I know I've posted multiple blogs about tattoo's before but I wanna ask you guys something. Why is it that people seem to think that tattoo's are only for guys? I think they look just as beautiful or girls as they do on guys. Everyone who know's me knows that I love tattoo's but I get a lot of "You'll look like a man!", "You'll look like a lesibian" (WTF!?), "Think about your wedding day!" and I don't get what's so manly about them? Tattoo's are an art forn, art is generally about self expression so basicially it's like they're saying that it's okay for guys to express themselves artistically but girls can't.
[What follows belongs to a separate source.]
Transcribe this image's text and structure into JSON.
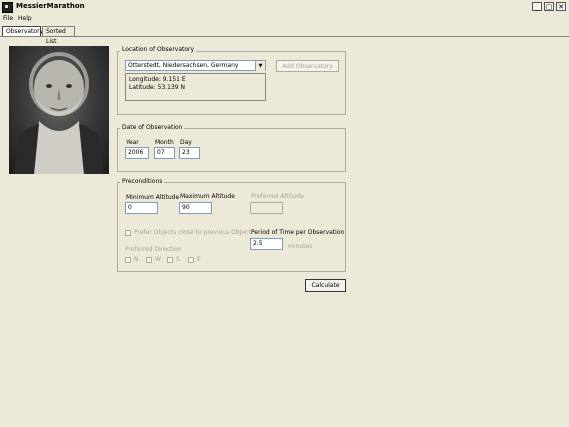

I recently turned 16 which means that legally I can get a tattoo. I didn't even ask for one but on my birthday I was wathcing LA Ink and my parents decided to tell me that I can't get a tattoo, ever, like not even a teeny tiny star, nothing. And I understand about the whole people-might-not-hire-you-for-a-job-thing (Although how does having a tattoo make you less intelligent or less capable of working than the next person?) but the reason I can't get a tattoo is because I'm a girl! They may aswell have told me that if my brother asked for one he could get it but I can't! Like WTF!? It's my body! I know not many girls are heavily tattoo'd I've always wanted tattoo's and I don't care about looking like everyone else because I'm not like everyone else and I never will be. This is probably one of there many failed attempts to get me to be like other girls which they've been trying (and failing) to do for about 10 years now but I don't want ot be like other girls, I'm not girly or ladylike because that's not me. I'm the play rock n' roll, always wear converse, not give a shit if my clothes are dirty type of girl. So if I want to get tattoo's and dress the way I dress leave me do it, they have one girly daughter isn't that enough!
But back to tattoo's. I've been seriosuly thinking about the tattoo's I want since I was 14 and I even started designing my own one's and all of the tattoo's I want mean something to me. I don't want them to look cool and I don't recall society thinking that girls with tattoo sleeves are cool. I know what I'd be getting myself into and I'm not an idiot. I know you have to research tattoo artists first and I'm not rushing into anything. I'm actually gonna wait until I'm atleast 20 or 21 before getting any major tattoo's so I know I wont regret it. And I know to keep aways from my face and neck so I'll be able to get a job. I don't care what people think, you know maybe if I get tattoo's there might be something that I actually like about my body.